Maharashtra State Board Class 7 Maths Solutions Chapter 9 Direct Proportion and Inverse Proportion Practice Set 37
Question 1.
If 7 kg onions cost Rs 140, how much must we pay for 12 kg onions?
Solution:
Let the cost of 12 kg onions be Rs x.
The quantity of onions and their cost are in direct proportion.
∴ \(\frac{7}{140}=\frac{12}{x}\)
∴ 7x = 12 × 140 ….(Multiplying both sides by 140x)
∴ x = \(\frac { 12\times 140 }{ 7 }\)
= 240
We must pay Rs 240 for 12 kg onions.
Question 2.
If Rs 600 buy 15 bunches of feed, how many will Rs 1280 buy?
Solution:
Let the bunches of feed bought for Rs 1280 be x.
The quantity of feed bought and their cost are in direct proportion.
∴ \(\frac{600}{15}=\frac{1280}{x}\)
∴ 600x = 1280 × 15 …. (Multiplying both sides by 15x)
∴ \(x=\frac{1280 \times 15}{600}=32\)
∴ 32 bunches of feed can be bought for Rs 1280.
Question 3.
For 9 cows, 13 kg 500 g of food supplement are required every day. In the same proportion, how much will be needed for 12 cows?
Solution:
Let the food supplement required for 12 cows be x kg.
The quantity of food supplement required and the number of cows are in direct proportion.
∴ \(\frac{13 \mathrm{kg} 500 \mathrm{gram}}{9}=\frac{x \mathrm{kg}}{12}\)
∴ \(\frac{13.5}{9}=\frac{x}{12}\) ….(13 kg 500 gram = 13.5 kg)
∴ 13.5 × 12 = 9x ….(Multiplying both sides by 9 x 12)
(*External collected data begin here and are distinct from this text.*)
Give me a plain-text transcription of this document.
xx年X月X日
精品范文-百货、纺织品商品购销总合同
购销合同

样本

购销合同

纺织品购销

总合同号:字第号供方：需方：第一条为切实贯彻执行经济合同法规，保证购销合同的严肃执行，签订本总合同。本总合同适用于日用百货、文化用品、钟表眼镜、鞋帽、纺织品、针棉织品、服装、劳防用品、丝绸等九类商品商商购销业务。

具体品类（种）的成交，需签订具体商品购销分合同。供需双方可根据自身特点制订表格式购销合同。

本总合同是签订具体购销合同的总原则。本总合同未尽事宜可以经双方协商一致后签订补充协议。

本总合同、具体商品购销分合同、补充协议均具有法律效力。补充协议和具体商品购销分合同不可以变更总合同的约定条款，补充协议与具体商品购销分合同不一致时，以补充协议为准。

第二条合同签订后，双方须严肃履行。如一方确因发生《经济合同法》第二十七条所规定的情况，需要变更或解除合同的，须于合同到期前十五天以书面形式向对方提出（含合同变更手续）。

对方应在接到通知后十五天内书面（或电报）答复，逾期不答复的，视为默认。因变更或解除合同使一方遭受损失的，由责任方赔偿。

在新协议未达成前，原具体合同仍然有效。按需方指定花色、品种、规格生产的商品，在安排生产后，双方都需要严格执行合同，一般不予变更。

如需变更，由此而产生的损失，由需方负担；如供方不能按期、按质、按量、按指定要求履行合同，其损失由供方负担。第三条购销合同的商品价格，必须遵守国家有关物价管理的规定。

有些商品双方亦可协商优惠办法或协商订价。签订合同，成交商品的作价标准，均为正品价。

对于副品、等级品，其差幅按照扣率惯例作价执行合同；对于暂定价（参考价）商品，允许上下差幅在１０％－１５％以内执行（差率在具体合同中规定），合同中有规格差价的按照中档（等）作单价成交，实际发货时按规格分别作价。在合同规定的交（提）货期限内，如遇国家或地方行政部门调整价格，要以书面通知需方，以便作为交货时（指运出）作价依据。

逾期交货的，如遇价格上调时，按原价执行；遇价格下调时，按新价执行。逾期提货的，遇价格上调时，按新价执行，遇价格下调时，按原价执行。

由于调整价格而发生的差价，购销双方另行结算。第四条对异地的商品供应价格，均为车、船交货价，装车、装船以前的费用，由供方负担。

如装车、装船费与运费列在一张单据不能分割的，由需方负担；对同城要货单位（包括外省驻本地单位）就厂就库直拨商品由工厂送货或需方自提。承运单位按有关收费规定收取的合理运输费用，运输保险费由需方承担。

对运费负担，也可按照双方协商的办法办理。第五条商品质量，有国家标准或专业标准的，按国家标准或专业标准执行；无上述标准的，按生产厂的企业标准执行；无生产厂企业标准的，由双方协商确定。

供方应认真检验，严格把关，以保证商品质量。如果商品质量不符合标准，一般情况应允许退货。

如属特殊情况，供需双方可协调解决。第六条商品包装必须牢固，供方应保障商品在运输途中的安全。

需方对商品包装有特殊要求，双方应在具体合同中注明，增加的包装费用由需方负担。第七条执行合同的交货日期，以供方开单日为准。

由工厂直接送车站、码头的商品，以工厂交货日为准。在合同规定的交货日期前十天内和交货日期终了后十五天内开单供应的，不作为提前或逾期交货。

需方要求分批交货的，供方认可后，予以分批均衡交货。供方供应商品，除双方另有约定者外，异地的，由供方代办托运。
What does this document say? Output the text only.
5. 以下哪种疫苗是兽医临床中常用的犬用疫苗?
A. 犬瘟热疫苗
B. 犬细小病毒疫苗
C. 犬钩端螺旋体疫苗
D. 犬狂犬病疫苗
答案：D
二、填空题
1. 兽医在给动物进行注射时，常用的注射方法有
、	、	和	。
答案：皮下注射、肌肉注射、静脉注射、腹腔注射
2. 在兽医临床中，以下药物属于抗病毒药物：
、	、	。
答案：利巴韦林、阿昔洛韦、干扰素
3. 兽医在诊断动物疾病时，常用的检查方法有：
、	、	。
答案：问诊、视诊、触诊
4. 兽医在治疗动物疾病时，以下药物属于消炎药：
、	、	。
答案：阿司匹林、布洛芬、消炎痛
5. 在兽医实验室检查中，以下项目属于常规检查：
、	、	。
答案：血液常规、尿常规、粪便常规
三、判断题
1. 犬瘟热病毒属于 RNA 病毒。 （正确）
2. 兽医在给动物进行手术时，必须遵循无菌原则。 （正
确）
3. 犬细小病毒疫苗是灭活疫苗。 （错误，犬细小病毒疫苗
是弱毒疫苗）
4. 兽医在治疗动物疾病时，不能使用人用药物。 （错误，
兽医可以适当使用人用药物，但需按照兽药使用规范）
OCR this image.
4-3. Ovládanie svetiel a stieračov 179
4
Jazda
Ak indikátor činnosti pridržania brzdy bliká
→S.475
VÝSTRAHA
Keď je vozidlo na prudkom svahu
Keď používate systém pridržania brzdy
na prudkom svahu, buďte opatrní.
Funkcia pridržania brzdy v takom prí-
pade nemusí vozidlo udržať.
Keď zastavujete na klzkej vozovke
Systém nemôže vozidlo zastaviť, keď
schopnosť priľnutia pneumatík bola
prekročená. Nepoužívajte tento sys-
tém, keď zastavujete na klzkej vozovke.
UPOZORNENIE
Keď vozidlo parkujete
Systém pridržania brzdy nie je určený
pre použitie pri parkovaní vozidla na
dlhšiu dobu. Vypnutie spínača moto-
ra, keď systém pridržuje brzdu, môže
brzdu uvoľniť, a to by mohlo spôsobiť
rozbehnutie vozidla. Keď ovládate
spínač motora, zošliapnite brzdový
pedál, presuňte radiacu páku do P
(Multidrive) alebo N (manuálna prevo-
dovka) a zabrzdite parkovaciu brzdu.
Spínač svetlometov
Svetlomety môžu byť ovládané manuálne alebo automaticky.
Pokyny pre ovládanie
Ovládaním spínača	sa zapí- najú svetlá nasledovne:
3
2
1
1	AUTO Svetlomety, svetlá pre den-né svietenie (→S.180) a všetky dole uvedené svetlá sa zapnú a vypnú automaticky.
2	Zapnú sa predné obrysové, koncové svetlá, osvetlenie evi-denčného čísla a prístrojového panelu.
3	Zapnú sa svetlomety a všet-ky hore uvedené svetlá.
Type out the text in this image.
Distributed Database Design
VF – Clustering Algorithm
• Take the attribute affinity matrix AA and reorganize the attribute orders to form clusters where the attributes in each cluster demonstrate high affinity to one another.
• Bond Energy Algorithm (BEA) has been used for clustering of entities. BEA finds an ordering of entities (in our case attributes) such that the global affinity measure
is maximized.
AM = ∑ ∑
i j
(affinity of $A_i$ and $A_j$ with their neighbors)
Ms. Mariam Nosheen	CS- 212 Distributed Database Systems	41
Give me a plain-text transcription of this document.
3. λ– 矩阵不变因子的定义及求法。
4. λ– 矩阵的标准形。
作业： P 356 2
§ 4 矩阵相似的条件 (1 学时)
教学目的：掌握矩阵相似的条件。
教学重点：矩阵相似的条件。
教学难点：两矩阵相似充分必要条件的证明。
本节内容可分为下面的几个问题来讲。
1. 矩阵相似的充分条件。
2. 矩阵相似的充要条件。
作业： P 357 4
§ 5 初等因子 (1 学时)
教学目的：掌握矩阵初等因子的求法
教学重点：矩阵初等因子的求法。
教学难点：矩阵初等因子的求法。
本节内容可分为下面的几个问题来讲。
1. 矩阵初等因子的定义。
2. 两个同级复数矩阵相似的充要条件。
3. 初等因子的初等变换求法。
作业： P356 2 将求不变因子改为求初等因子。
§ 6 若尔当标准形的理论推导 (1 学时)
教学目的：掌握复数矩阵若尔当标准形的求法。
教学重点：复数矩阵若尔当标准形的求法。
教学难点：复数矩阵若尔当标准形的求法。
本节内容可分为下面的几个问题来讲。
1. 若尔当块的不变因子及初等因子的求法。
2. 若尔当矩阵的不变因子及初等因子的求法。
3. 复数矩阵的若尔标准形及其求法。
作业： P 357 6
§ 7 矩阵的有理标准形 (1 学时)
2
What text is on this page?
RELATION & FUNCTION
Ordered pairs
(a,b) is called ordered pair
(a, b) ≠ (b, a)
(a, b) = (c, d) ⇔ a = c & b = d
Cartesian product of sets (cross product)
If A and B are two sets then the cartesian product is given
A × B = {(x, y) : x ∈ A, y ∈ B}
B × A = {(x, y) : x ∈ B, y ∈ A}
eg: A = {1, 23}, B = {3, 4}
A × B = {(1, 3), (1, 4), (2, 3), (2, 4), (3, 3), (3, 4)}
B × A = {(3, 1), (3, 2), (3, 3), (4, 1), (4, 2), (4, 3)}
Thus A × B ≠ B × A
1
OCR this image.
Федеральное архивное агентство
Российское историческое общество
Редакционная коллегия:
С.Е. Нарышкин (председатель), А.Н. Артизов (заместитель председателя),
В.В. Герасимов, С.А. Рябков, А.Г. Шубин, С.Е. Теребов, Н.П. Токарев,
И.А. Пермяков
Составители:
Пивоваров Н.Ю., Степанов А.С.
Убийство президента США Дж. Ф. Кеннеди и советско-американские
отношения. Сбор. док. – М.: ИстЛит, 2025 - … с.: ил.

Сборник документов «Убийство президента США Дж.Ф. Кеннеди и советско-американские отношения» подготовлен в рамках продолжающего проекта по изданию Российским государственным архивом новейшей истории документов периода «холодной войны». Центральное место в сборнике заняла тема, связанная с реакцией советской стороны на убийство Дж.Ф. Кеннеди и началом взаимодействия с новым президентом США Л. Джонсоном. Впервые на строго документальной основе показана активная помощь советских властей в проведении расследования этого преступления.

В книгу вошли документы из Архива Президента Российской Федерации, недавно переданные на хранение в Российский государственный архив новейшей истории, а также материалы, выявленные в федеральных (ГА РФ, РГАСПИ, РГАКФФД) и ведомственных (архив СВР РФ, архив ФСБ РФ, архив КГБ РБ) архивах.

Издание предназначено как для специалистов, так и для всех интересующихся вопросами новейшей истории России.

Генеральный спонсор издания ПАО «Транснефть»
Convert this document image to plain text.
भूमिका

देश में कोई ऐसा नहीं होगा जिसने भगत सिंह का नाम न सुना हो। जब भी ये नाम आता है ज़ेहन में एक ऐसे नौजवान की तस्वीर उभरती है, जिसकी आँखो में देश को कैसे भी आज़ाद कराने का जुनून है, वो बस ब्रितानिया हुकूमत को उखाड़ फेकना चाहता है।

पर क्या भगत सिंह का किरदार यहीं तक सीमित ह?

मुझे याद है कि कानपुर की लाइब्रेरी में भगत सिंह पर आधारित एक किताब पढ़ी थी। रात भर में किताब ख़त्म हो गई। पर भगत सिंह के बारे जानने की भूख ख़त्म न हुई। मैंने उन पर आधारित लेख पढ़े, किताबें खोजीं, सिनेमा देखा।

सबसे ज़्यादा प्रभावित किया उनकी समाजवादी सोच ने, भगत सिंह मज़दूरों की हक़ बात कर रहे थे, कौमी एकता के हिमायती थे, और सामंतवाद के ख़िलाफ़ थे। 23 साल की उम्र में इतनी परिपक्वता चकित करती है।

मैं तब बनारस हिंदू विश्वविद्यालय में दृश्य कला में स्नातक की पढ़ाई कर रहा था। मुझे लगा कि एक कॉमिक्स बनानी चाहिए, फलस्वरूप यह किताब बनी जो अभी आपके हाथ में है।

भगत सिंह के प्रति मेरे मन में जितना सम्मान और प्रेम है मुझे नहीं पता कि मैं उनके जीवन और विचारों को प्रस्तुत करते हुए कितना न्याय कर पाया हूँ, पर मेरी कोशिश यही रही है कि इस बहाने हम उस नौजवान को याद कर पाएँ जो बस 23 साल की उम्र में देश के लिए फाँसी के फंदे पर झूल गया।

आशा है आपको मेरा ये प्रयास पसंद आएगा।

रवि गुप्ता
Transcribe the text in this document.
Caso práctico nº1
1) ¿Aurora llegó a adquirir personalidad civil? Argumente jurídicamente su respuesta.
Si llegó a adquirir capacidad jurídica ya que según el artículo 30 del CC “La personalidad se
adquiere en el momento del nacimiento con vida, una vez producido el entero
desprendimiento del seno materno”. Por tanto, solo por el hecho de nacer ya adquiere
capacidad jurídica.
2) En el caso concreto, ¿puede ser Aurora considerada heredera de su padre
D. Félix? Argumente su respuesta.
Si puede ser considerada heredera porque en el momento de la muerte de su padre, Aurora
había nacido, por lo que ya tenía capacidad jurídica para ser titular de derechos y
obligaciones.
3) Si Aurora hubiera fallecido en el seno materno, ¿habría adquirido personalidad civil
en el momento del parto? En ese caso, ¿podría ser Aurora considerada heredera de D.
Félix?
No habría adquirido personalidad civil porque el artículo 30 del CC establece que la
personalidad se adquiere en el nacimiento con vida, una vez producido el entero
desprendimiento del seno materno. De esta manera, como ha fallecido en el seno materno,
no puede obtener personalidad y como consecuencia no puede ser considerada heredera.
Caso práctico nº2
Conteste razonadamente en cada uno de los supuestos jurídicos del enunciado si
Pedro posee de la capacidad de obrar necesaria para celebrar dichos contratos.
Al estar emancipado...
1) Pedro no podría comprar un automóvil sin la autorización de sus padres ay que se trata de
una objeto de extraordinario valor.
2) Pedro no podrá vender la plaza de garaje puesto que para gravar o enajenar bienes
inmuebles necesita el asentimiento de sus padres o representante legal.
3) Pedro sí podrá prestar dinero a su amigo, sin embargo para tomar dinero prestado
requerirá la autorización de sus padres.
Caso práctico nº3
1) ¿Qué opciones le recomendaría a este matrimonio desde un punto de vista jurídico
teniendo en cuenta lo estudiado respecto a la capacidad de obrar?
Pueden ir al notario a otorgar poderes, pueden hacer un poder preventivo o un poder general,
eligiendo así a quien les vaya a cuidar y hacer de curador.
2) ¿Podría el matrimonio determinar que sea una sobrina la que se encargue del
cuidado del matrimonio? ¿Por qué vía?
∴ \(\frac{13.5 \times 12}{9}=x\)
∴ x = 18
∴ The food supplement required for 12 cows is 18 kg.
Question 4.
The cost of 12 quintals of soyabean is Rs 36,000. How much will 8 quintals cost?
Solution:
Let the cost of 8 quintals of soyabean be Rs x.
The quantity of soyabeans and their cost are in direct proportion.
∴ \(\frac{12}{36000}=\frac{8}{x}\)
∴ 12x = 8 × 36000 ….(Multiplying both sides by 36000x)
∴ \(x=\frac{8 \times 36000}{12}=24000\)
∴ The cost of 8 quintals of soyabean is Rs 24000.
Question 5.
Two mobiles cost Rs 16,000. How much money will be required to buy 13 such mobiles ?
Solution:
Let the cost of 13 mobiles be Rs x.
The quantity of mobiles and their cost are in direct proportion.
∴ \(\frac{2}{16000}=\frac{13}{x}\)
∴ 2x = 13 × 16000 ….(Multiplying both sides by 16000x)
∴ \(x=\frac{13 \times 16000}{2}=104000\)
∴ Rs 104000 will be required to buy 13 mobiles.